Department of Mathematics.
College of Life Sciences, Zhejiang Sci-Tech University, Hangzhou 310018, China.
Bioinformatics. 2017 Oct 15;33(20):3195-3201. doi: 10.1093/bioinformatics/btx390.
Low-rank matrix completion has been demonstrated to be powerful in predicting antigenic distances among influenza viruses and vaccines from partially revealed hemagglutination inhibition table. Meanwhile, influenza hemagglutinin (HA) protein sequences are also effective in inferring antigenic distances. Thus, it is natural to integrate HA protein sequence information into low-rank matrix completion model to help infer influenza antigenicity, which is critical to influenza vaccine development.
We have proposed a novel algorithm called biological matrix completion with side information (BMCSI), which first measures HA protein sequence similarities among influenza viruses (especially on epitopes) and then integrates the similarity information into a low-rank matrix completion model to predict influenza antigenicity. This algorithm exploits both the correlations among viruses and vaccines in serological tests and the power of HA sequence in predicting influenza antigenicity. We applied this model into H3N2 seasonal influenza virus data. Comparing to previous methods, we significantly reduced the prediction root-mean-square error in a 10-fold cross validation analysis. Based on the cartographies constructed from imputed data, we showed that the antigenic evolution of H3N2 seasonal influenza is generally S-shaped while the genetic evolution is half-circle shaped. We also showed that the Spearman correlation between genetic and antigenic distances (among antigenic clusters) is 0.83, demonstrating a globally high correspondence and some local discrepancies between influenza genetic and antigenic evolution.
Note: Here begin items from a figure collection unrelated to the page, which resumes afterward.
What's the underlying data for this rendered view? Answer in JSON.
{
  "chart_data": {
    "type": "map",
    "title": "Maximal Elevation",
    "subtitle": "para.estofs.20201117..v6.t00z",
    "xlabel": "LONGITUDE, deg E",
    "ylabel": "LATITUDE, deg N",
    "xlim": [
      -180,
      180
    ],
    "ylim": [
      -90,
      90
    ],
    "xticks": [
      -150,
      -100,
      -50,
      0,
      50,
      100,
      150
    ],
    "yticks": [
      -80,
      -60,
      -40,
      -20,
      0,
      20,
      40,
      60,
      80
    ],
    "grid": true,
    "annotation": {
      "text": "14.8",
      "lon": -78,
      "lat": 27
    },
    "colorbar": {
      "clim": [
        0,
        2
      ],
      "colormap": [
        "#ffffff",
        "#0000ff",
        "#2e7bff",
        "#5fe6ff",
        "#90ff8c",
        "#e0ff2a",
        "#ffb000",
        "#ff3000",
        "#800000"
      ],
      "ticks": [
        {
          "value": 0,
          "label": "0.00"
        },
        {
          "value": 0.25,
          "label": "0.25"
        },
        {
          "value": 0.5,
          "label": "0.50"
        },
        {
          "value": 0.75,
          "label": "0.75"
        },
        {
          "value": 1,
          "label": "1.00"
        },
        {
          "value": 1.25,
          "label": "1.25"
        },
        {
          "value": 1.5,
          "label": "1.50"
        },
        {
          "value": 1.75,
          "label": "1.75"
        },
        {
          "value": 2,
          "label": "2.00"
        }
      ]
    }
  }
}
Finally, we showed that 4.4%±1.2% genetic variance (corresponding to 3.11 ± 1.08 antigenic distances) caused an antigenic drift event for H3N2 influenza viruses historically.
The software and data for this study are available at http://bi.sky.zstu.edu.cn/BMCSI/.
jialiang.yang@mssm.edu or pinganhe@zstu.edu.cn.
Supplementary data are available at Bioinformatics online.
低秩矩阵补全已被证明在预测流感病毒和疫苗的抗原距离方面非常有效,其数据来自部分揭示的血凝抑制表。同时,流感血凝素(HA)蛋白序列也可有效地推断抗原距离。因此,将 HA 蛋白序列信息整合到低秩矩阵补全模型中以帮助推断流感抗原性是很自然的,这对流感疫苗的开发至关重要。
我们提出了一种称为具有辅助信息的生物矩阵补全(BMCSI)的新算法,该算法首先测量流感病毒之间的 HA 蛋白序列相似性(尤其是在表位上),然后将相似性信息整合到低秩矩阵补全模型中以预测流感抗原性。该算法利用了血清学检测中病毒和疫苗之间的相关性以及 HA 序列预测流感抗原性的能力。我们将该模型应用于 H3N2 季节性流感病毒数据。与以前的方法相比,我们在 10 倍交叉验证分析中显著降低了预测均方根误差。基于从补全数据构建的图谱,我们表明 H3N2 季节性流感的抗原进化通常呈 S 形,而遗传进化呈半圆形。我们还表明,遗传和抗原距离(在抗原簇之间)之间的 Spearman 相关性为 0.83,这表明流感遗传和抗原进化之间具有全球高度一致性和一些局部差异。最后,我们表明,H3N2 流感病毒历史上,4.4%±1.2%的遗传变异(对应 3.11±1.08 个抗原距离)导致了抗原漂移事件。
本研究的软件和数据可在 http://bi.sky.zstu.edu.cn/BMCSI/ 上获得。
jialiang.yang@mssm.edu 或 pinganhe@zstu.edu.cn。
补充数据可在《生物信息学》在线获取。